Five steps to hiring your first employee

So you’re looking to hire your first employee. That’s great news! It shows that your business is expanding. In fact, businesses who had at least one employee from 2010-2014 had a 13% higher survival rate than those with no employees. Before bringing just anyone on board, however, you need to understand that extra manpower entails a whole new string of legal obligations, liabilities, expenses and, of course, paperwork. The checklist below will help ensure that you have all you need to take on your employee.

1. Know the minimum standards

In Australia, employers are required to follow the minimum statutory terms and conditions set out in the Fair Work Act 2009. These standards provide a safety net for employees and cover a variety of issues such as annual leave and termination.

The National Employment Standards (NES)

This is a list of 10 minimum employment entitlements that must be included in all employee contracts. These standards set out your responsibilities as an employer and includes: 

  • Maximum weekly hours
  • Requests for flexible working arrangements
  • Parental leave and related entitlements
  • Annual leave
  • Personal carers leave and compassionate leave
  • Community service leave
  • Long service leave
  • Public holidays
  • Notice of termination and redundancy pay
  • Fair Work Information Statement

 Awards and Agreements

You may have noticed that the NES doesn’t cover wages and working conditions. This is where Awards and Agreements come in. They cover things like pay, hours of work, breaks, allowances and overtime. Awards are industry specific and cover most occupations in Australia. An agreement, on the other hand, can be tailored to meet the needs of particular enterprises (E.G. the Australian Communications and Media Authority). Agreements are more complicated to set up and often require the help of a professional.   

2. Know your tax and superannuation obligations


As an employer, it is your responsibility to make sure your employees are able to fulfil their tax obligations. The best way of doing this is through the Pay-As-You-Go tax scheme. PAYG is where you withhold tax from your employee’s wages and pay it to the ATO on a regular basis. In addition to withholding amounts from wages, you must provide payment summaries to your employees and lodge an annual report to the ATO.

Super Guarantee

The super guarantee requires that you make super payments on top of the salary or wages to your employees. The minimum contribution of 9.5% is to be paid to either an employer-nominated fund or a fund of your employee’s choice. You must give them the option to chose their own fund which they can nominate on their Tax File Number declaration form. These super payments are tax deductible for your business.

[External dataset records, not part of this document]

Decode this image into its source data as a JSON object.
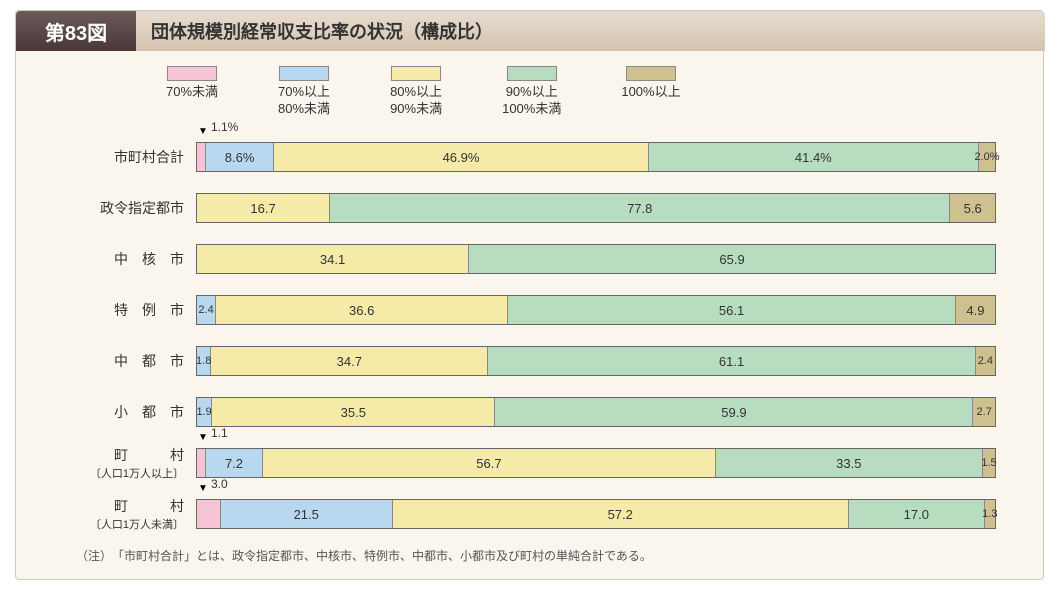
{
  "figure_number": "第83図",
  "title": "団体規模別経常収支比率の状況（構成比）",
  "note": "（注）　「市町村合計」とは、政令指定都市、中核市、特例市、中都市、小都市及び町村の単純合計である。",
  "legend": [
    {
      "label": "70%未満",
      "color": "#f5c5d5"
    },
    {
      "label": "70%以上\n80%未満",
      "color": "#b8d8f0"
    },
    {
      "label": "80%以上\n90%未満",
      "color": "#f5eaa8"
    },
    {
      "label": "90%以上\n100%未満",
      "color": "#b8dcc0"
    },
    {
      "label": "100%以上",
      "color": "#cfc090"
    }
  ],
  "colors": {
    "background": "#faf5ed",
    "border": "#d4c8b0",
    "badge_gradient_top": "#6b5a5a",
    "badge_gradient_bottom": "#4a3838",
    "title_gradient_top": "#e8ddd0",
    "title_gradient_bottom": "#d4c4b0"
  },
  "rows": [
    {
      "label": "市町村合計",
      "sublabel": "",
      "callout": "1.1%",
      "segments": [
        {
          "value": 1.1,
          "text": "",
          "color": "#f5c5d5"
        },
        {
          "value": 8.6,
          "text": "8.6%",
          "color": "#b8d8f0"
        },
        {
          "value": 46.9,
          "text": "46.9%",
          "color": "#f5eaa8"
        },
        {
          "value": 41.4,
          "text": "41.4%",
          "color": "#b8dcc0"
        },
        {
          "value": 2.0,
          "text": "2.0%",
          "color": "#cfc090"
        }
      ]
    },
    {
      "label": "政令指定都市",
      "sublabel": "",
      "segments": [
        {
          "value": 16.7,
          "text": "16.7",
          "color": "#f5eaa8"
        },
        {
          "value": 77.8,
          "text": "77.8",
          "color": "#b8dcc0"
        },
        {
          "value": 5.6,
          "text": "5.6",
          "color": "#cfc090"
        }
      ]
    },
    {
      "label": "中　核　市",
      "sublabel": "",
      "segments": [
        {
          "value": 34.1,
          "text": "34.1",
          "color": "#f5eaa8"
        },
        {
          "value": 65.9,
          "text": "65.9",
          "color": "#b8dcc0"
        }
      ]
    },
    {
      "label": "特　例　市",
      "sublabel": "",
      "segments": [
        {
          "value": 2.4,
          "text": "2.4",
          "color": "#b8d8f0"
        },
        {
          "value": 36.6,
          "text": "36.6",
          "color": "#f5eaa8"
        },
        {
          "value": 56.1,
          "text": "56.1",
          "color": "#b8dcc0"
        },
        {
          "value": 4.9,
          "text": "4.9",
          "color": "#cfc090"
        }
      ]
    },
    {
      "label": "中　都　市",
      "sublabel": "",
      "segments": [
        {
          "value": 1.8,
          "text": "1.8",
          "color": "#b8d8f0"
        },
        {
          "value": 34.7,
          "text": "34.7",
          "color": "#f5eaa8"
        },
        {
          "value": 61.1,
          "text": "61.1",
          "color": "#b8dcc0"
        },
        {
          "value": 2.4,
          "text": "2.4",
          "color": "#cfc090"
        }
      ]
    },
    {
      "label": "小　都　市",
      "sublabel": "",
      "segments": [
        {
          "value": 1.9,
          "text": "1.9",
          "color": "#b8d8f0"
        },
        {
          "value": 35.5,
          "text": "35.5",
          "color": "#f5eaa8"
        },
        {
          "value": 59.9,
          "text": "59.9",
          "color": "#b8dcc0"
        },
        {
          "value": 2.7,
          "text": "2.7",
          "color": "#cfc090"
        }
      ]
    },
    {
      "label": "町　　　村",
      "sublabel": "〔人口1万人以上〕",
      "callout": "1.1",
      "segments": [
        {
          "value": 1.1,
          "text": "",
          "color": "#f5c5d5"
        },
        {
          "value": 7.2,
          "text": "7.2",
          "color": "#b8d8f0"
        },
        {
          "value": 56.7,
          "text": "56.7",
          "color": "#f5eaa8"
        },
        {
          "value": 33.5,
          "text": "33.5",
          "color": "#b8dcc0"
        },
        {
          "value": 1.5,
          "text": "1.5",
          "color": "#cfc090"
        }
      ]
    },
    {
      "label": "町　　　村",
      "sublabel": "〔人口1万人未満〕",
      "callout": "3.0",
      "segments": [
        {
          "value": 3.0,
          "text": "",
          "color": "#f5c5d5"
        },
        {
          "value": 21.5,
          "text": "21.5",
          "color": "#b8d8f0"
        },
        {
          "value": 57.2,
          "text": "57.2",
          "color": "#f5eaa8"
        },
        {
          "value": 17.0,
          "text": "17.0",
          "color": "#b8dcc0"
        },
        {
          "value": 1.3,
          "text": "1.3",
          "color": "#cfc090"
        }
      ]
    }
  ]
}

3. Keep your records and pay slips

Did you know that you have to keep time and wages records for 7 years? These should cover the lifetime of your employee, from their induction up until the day they leave. The records should cover a range of categories such as number of hours worked to any leave that’s been taken.

Pay slips must be given to an employee within 1 working day of payday. Pay slips help you keep accurate records and ensures that your employees receive the correct pay and entitlements. They can be either electronic or hard copy.  

4. Make them an offer

Before your employee can start work, there are a few formalities you need to take care of. Firstly, in addition to contacting your new employee over the phone you should provide a signed and written letter of the offer. Next, you should send them a copy of the contract for them to review and sign on their first day. The contract sets out all the terms and conditions of employment. In addition to the contract you must give them a Fair Work Information Statement and Tax File Declaration form. Lastly, you should provide any relevant company policies such as code of conduct, uniforms etc. 

5. Have an induction

Conducting an induction is a great way to get your new employee settled. You should show them around the office and explain your workplace policy and procedures. It will also give them an opportunity to ask any questions they might have.

Hiring your first employee is no small task. Hopefully this summary will help make your responsibilities more clear!